The Bip Max upgrades on the Bip 6 in two key areas. The display grows from 1.97 to 2.07 inches, and onboard storage jumps from 512 MB to 4 GB — an 8x increase, as confirmed by Gadgets & Wearables. That storage bump matters: it enables offline map downloads and local music playback, so the watch can function independently of a phone on a run or hike. The Bip 6 had barely 100 MB of usable space for a user, which made those features impractical.

What's inside

The watch runs ZeppOS 5.0 with a new Flow 2.0 AI assistant. Amazfit also adds Hybrid Training support, which combines GPS workout data with health metrics — heart rate, SpO2, and HRV (heart rate variability, a marker for recovery). There are 150 sport modes. The 550 mAh battery is rated for up to 20 days of typical use or 40 hours of continuous GPS tracking, according to Notebookcheck.

The catch

One notable omission: no NFC, which means no contactless payments.
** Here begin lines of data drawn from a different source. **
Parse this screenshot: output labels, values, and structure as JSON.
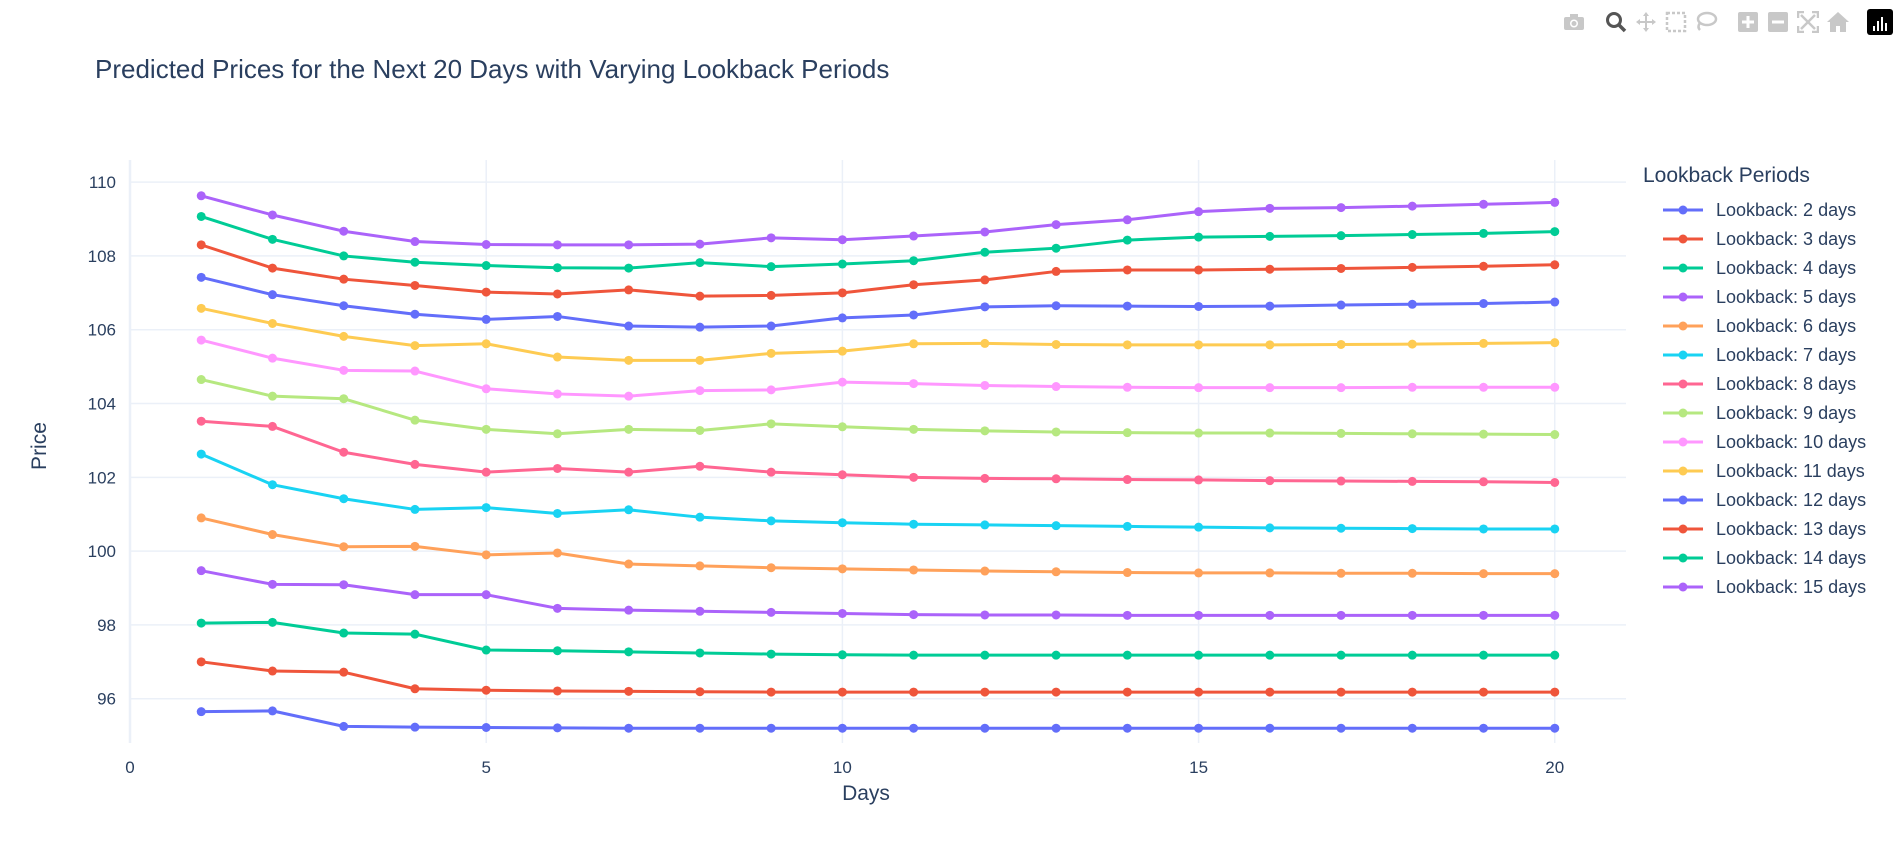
{
  "modebar": {
    "buttons": [
      "camera-icon",
      "zoom-icon",
      "pan-icon",
      "box-select-icon",
      "lasso-select-icon",
      "zoom-in-icon",
      "zoom-out-icon",
      "autoscale-icon",
      "reset-axes-icon",
      "plotly-logo-icon"
    ]
  },
  "colors": [
    "#636efa",
    "#ef553b",
    "#00cc96",
    "#ab63fa",
    "#ffa15a",
    "#19d3f3",
    "#ff6692",
    "#b6e880",
    "#ff97ff",
    "#fecb52"
  ],
  "chart_data": {
    "type": "line",
    "title": "Predicted Prices for the Next 20 Days with Varying Lookback Periods",
    "xlabel": "Days",
    "ylabel": "Price",
    "xlim": [
      0,
      21
    ],
    "ylim": [
      94.8,
      110.6
    ],
    "xticks": [
      0,
      5,
      10,
      15,
      20
    ],
    "yticks": [
      96,
      98,
      100,
      102,
      104,
      106,
      108,
      110
    ],
    "grid": true,
    "legend_title": "Lookback Periods",
    "legend_position": "right",
    "x": [
      1,
      2,
      3,
      4,
      5,
      6,
      7,
      8,
      9,
      10,
      11,
      12,
      13,
      14,
      15,
      16,
      17,
      18,
      19,
      20
    ],
    "series": [
      {
        "name": "Lookback: 2 days",
        "color": "#636efa",
        "values": [
          95.65,
          95.67,
          95.25,
          95.23,
          95.22,
          95.21,
          95.2,
          95.2,
          95.2,
          95.2,
          95.2,
          95.2,
          95.2,
          95.2,
          95.2,
          95.2,
          95.2,
          95.2,
          95.2,
          95.2
        ]
      },
      {
        "name": "Lookback: 3 days",
        "color": "#ef553b",
        "values": [
          97.0,
          96.75,
          96.72,
          96.27,
          96.23,
          96.21,
          96.2,
          96.19,
          96.18,
          96.18,
          96.18,
          96.18,
          96.18,
          96.18,
          96.18,
          96.18,
          96.18,
          96.18,
          96.18,
          96.18
        ]
      },
      {
        "name": "Lookback: 4 days",
        "color": "#00cc96",
        "values": [
          98.05,
          98.07,
          97.78,
          97.75,
          97.32,
          97.3,
          97.27,
          97.24,
          97.21,
          97.19,
          97.18,
          97.18,
          97.18,
          97.18,
          97.18,
          97.18,
          97.18,
          97.18,
          97.18,
          97.18
        ]
      },
      {
        "name": "Lookback: 5 days",
        "color": "#ab63fa",
        "values": [
          99.47,
          99.1,
          99.09,
          98.82,
          98.82,
          98.45,
          98.4,
          98.37,
          98.34,
          98.31,
          98.28,
          98.27,
          98.27,
          98.26,
          98.26,
          98.26,
          98.26,
          98.26,
          98.26,
          98.26
        ]
      },
      {
        "name": "Lookback: 6 days",
        "color": "#ffa15a",
        "values": [
          100.9,
          100.45,
          100.12,
          100.13,
          99.9,
          99.95,
          99.65,
          99.6,
          99.55,
          99.52,
          99.49,
          99.46,
          99.44,
          99.42,
          99.41,
          99.41,
          99.4,
          99.4,
          99.39,
          99.39
        ]
      },
      {
        "name": "Lookback: 7 days",
        "color": "#19d3f3",
        "values": [
          102.63,
          101.8,
          101.42,
          101.13,
          101.18,
          101.02,
          101.12,
          100.92,
          100.82,
          100.77,
          100.73,
          100.71,
          100.69,
          100.67,
          100.65,
          100.63,
          100.62,
          100.61,
          100.6,
          100.6
        ]
      },
      {
        "name": "Lookback: 8 days",
        "color": "#ff6692",
        "values": [
          103.52,
          103.38,
          102.68,
          102.35,
          102.14,
          102.24,
          102.14,
          102.3,
          102.14,
          102.07,
          102.0,
          101.97,
          101.96,
          101.94,
          101.93,
          101.91,
          101.9,
          101.89,
          101.88,
          101.86
        ]
      },
      {
        "name": "Lookback: 9 days",
        "color": "#b6e880",
        "values": [
          104.65,
          104.2,
          104.13,
          103.55,
          103.3,
          103.18,
          103.3,
          103.27,
          103.45,
          103.37,
          103.3,
          103.26,
          103.23,
          103.21,
          103.2,
          103.2,
          103.19,
          103.18,
          103.17,
          103.16
        ]
      },
      {
        "name": "Lookback: 10 days",
        "color": "#ff97ff",
        "values": [
          105.72,
          105.23,
          104.9,
          104.88,
          104.4,
          104.26,
          104.2,
          104.35,
          104.37,
          104.58,
          104.54,
          104.49,
          104.46,
          104.44,
          104.43,
          104.43,
          104.43,
          104.44,
          104.44,
          104.44
        ]
      },
      {
        "name": "Lookback: 11 days",
        "color": "#fecb52",
        "values": [
          106.58,
          106.17,
          105.82,
          105.57,
          105.62,
          105.26,
          105.17,
          105.17,
          105.36,
          105.42,
          105.62,
          105.63,
          105.6,
          105.59,
          105.59,
          105.59,
          105.6,
          105.61,
          105.63,
          105.65
        ]
      },
      {
        "name": "Lookback: 12 days",
        "color": "#636efa",
        "values": [
          107.42,
          106.95,
          106.65,
          106.42,
          106.28,
          106.36,
          106.1,
          106.07,
          106.1,
          106.32,
          106.4,
          106.62,
          106.65,
          106.64,
          106.63,
          106.64,
          106.67,
          106.69,
          106.71,
          106.75
        ]
      },
      {
        "name": "Lookback: 13 days",
        "color": "#ef553b",
        "values": [
          108.3,
          107.67,
          107.37,
          107.2,
          107.02,
          106.97,
          107.08,
          106.91,
          106.93,
          107.0,
          107.22,
          107.35,
          107.58,
          107.62,
          107.62,
          107.64,
          107.66,
          107.69,
          107.72,
          107.76
        ]
      },
      {
        "name": "Lookback: 14 days",
        "color": "#00cc96",
        "values": [
          109.07,
          108.45,
          108.0,
          107.83,
          107.74,
          107.68,
          107.67,
          107.82,
          107.71,
          107.78,
          107.87,
          108.1,
          108.21,
          108.43,
          108.51,
          108.53,
          108.55,
          108.58,
          108.61,
          108.66
        ]
      },
      {
        "name": "Lookback: 15 days",
        "color": "#ab63fa",
        "values": [
          109.63,
          109.11,
          108.67,
          108.39,
          108.31,
          108.3,
          108.3,
          108.32,
          108.49,
          108.44,
          108.54,
          108.65,
          108.85,
          108.98,
          109.2,
          109.29,
          109.31,
          109.35,
          109.4,
          109.45
        ]
      }
    ]
  }
}
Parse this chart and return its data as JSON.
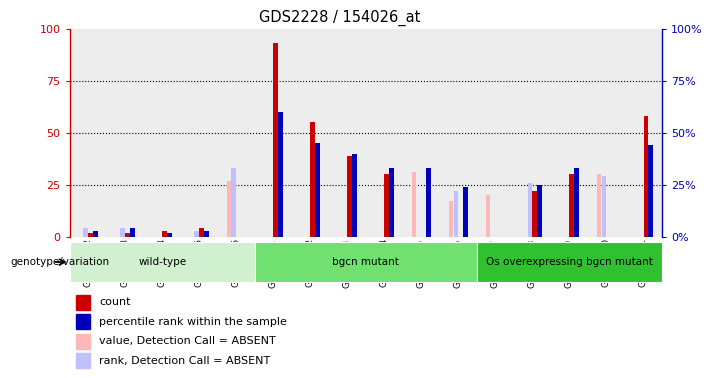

That limits its appeal compared to rivals like the Samsung Galaxy Watch 7 and Apple Watch SE, both of which support tap-to-pay. If you use your watch to pay for your post-run coffee, this one won't help. The Zepp Coach AI training assistant also positions the Bip Max against Garmin's Forerunner lineup — but at a fraction of the cost.

Amazfit Bip Max colour options. Image: Amazfit
Amazfit Bip Max colour options. Image: Amazfit

The Bip Max is available now at $99.99 via Amazfit and Amazon in the US, and at £99.90 in the UK. For that price, the display brightness and storage capacity alone make it a strong option for budget-conscious fitness users — as long as contactless payment isn't a dealbreaker.